Die Geschichte einer dreifachen Verlobung

Krafft v. Restorff (Rakow)
 

 

 

 

 

 

 

 

 

 

 

Krafft v. Restorff
        ca. 1939

Drei große Fenster erhellen den Saal,

Drei Fenster mit weißen Gardinen. 

Da hat Frau Sonne so manchesmal

Gar freundlich hereingeschienen.

 

Und an den Scheiben, jahrein, jahraus

Sind die Regentropfen gelaufen,

Wenn draußen in wildem, gewaltigem Strauß

Der Sturm und die Rüstern sich raufen.

 

Und hat doch ein Fenster ein glattes Gesicht,

Hat’s all die Jahre getragen,

Und erzählen - erzählen, das tun sie nicht.

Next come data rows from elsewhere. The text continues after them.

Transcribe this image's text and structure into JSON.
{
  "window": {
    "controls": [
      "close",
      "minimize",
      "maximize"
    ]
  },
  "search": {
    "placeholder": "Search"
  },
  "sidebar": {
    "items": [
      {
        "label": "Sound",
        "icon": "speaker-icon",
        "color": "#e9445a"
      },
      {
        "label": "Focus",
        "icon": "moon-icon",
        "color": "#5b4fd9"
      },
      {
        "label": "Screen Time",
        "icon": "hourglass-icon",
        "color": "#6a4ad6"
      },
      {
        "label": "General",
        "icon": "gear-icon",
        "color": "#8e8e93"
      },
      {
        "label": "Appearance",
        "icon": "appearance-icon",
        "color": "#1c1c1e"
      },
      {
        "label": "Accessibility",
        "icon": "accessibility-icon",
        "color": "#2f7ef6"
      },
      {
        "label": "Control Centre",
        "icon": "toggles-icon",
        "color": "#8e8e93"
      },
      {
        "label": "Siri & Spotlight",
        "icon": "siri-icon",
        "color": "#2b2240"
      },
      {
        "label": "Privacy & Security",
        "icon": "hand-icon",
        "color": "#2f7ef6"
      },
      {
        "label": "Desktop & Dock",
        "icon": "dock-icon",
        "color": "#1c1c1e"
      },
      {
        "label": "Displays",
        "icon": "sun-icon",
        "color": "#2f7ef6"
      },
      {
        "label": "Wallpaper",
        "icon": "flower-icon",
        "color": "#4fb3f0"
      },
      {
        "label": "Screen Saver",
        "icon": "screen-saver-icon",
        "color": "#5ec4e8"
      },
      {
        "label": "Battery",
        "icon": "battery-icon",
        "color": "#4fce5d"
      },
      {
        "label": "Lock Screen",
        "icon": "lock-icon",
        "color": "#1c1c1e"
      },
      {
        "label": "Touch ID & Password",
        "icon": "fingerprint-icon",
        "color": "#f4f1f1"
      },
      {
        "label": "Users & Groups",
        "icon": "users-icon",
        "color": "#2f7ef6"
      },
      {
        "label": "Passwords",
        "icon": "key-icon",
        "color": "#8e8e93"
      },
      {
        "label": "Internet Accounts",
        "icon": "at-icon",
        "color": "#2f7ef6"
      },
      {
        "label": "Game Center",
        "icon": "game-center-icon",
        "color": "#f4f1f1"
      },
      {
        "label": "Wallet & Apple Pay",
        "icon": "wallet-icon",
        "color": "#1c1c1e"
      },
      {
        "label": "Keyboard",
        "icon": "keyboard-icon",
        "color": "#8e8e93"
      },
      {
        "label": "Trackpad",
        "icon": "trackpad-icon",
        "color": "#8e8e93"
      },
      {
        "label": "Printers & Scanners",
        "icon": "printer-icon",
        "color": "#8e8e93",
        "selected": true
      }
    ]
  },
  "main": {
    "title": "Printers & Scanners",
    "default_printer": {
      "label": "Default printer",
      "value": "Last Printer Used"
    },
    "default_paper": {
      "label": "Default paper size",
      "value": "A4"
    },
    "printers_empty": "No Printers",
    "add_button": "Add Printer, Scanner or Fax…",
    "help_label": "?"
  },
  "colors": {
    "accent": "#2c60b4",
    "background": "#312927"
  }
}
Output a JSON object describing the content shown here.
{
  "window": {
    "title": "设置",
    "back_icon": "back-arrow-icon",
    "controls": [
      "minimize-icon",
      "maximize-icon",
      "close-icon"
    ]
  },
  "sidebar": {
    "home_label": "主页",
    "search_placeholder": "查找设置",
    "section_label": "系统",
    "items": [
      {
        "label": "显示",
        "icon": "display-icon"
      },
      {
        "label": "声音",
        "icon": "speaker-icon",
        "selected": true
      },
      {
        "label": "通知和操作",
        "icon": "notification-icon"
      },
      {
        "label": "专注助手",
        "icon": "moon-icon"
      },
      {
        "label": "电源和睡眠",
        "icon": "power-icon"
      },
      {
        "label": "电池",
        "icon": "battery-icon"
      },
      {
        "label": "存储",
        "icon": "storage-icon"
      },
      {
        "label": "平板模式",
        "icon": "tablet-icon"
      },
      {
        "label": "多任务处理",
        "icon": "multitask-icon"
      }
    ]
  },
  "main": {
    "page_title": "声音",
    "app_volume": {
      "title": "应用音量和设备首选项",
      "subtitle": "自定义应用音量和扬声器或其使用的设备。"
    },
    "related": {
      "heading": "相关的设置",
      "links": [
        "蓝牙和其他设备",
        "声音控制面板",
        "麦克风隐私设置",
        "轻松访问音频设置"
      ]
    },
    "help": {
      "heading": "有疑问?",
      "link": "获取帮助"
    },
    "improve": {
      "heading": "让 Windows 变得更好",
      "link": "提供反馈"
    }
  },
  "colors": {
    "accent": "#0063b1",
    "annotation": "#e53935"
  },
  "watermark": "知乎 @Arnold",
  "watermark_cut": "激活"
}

So muß ich die Chronik befragen.

 

Ich forschte und hört’ eine seltene Mär

Von einem gar prächtigen Feste:

Bald ist es einhundert Jahre her,

Da luden die Rakower Gäste.
 


Die drei Fenster im Saal
vom Park aus gesehen

 

Im Saale spielten die Musici,

Es lockten und jauchzten die Geigen,

Die Flöte blies schelmisch ihr „Tirili“,

Und es tanzten die Paare den Reigen.

 

Die Seide der Damen knisterte leis’,

Es strahlten festlich die Kerzen,

Und Amor, der Knabe, schoß naseweis

Mit goldenem Pfeil nach den Herzen.

 

Die Marie von Stenglin konnt’ zierlich und weich

In schwebendem Tanze sich wiegen,

Dem Titus von Restorff gefiel sie gleich. -

Die Gardinen waren verschwiegen!

 

Durch die Fenster fiel traumhaftes Mondenlicht.

Die Fenster, die haben’s gesehen,

Doch erzählen - erzählen, das tun sie nicht,

Was dann mit den beiden geschehen.
 


 

 

 

 

 

 

 

 

 

 

Die Gardinen waren fein dicht und rot,

Die damals im Saale gehangen,

Und doch kam Titus in große Not,

Denn er war noch jung und befangen.

 

Von der Mütter nickendem, flüsterndem Hauf

Tat keine das Paar schon vermissen,

Nur die lustige Flöte verstand sich darauf,

Und sie schien es auch diesmal zu wissen.

 

Der Bruder Otto, Baron Stenglin,

Der liebte das Restorff-Luischen,

Zum zweiten der Fenster, da führt’ er sie hin,

Und sie küßten sich heimlich ein bißchen.

 

Die Musik spielte lauter im Rakower Saal,

Übertönte das trauliche Flüstern,

Und im Luftzug flackerten auf zumal

Die Kerzen in Leuchtern und Lüstern.

 

 

 


Heinrich v. Restorff

Und dem Heinrich Restorff lächelte zu

Die Freiin Stenglin - Wilhelmine,

Hob über dem seidenen Damenschuh

Graziös die Taffetkrinoline.

 

Ihr Tänzer, als er sie angeschaut,

Sein Herz fühlt’ liebend er schlagen, -

Im dritten der Fenster, da ward sie die Braut

Des Erben von Rosenhagen.

 

Und als ein Brautpaar und noch eins erschien,

Da gab es viel Freude und Jubel,

Und selten sah wohl das Land Schwerin

Solch jauchzenden, festlichen Trubel.


Wilhelmine v. Restorff
geb. Freiin v. Stenglin


Titus v. Restorff

Nur dem Titus, der doch die Erfindung gemacht,

Dem war das Herz so beklommen,

Aber endlich hat er ihr alles gesagt;

Sind wieder zum Vorschein gekommen.

 

Und als sie’s gestanden, da - glaubte man’s nicht,

Aber doch schon nach ein, zwei Jahren

Hat Titus Marien geehelicht, -

Und so hab’ die Mär ich erfahren.

 

 


Marie v. Restorff,
geb. Freiin v. Stenglin

 

 

 

So kann es sich damals etwa im Jahre 1833 zugetragen haben im Rakower Saal.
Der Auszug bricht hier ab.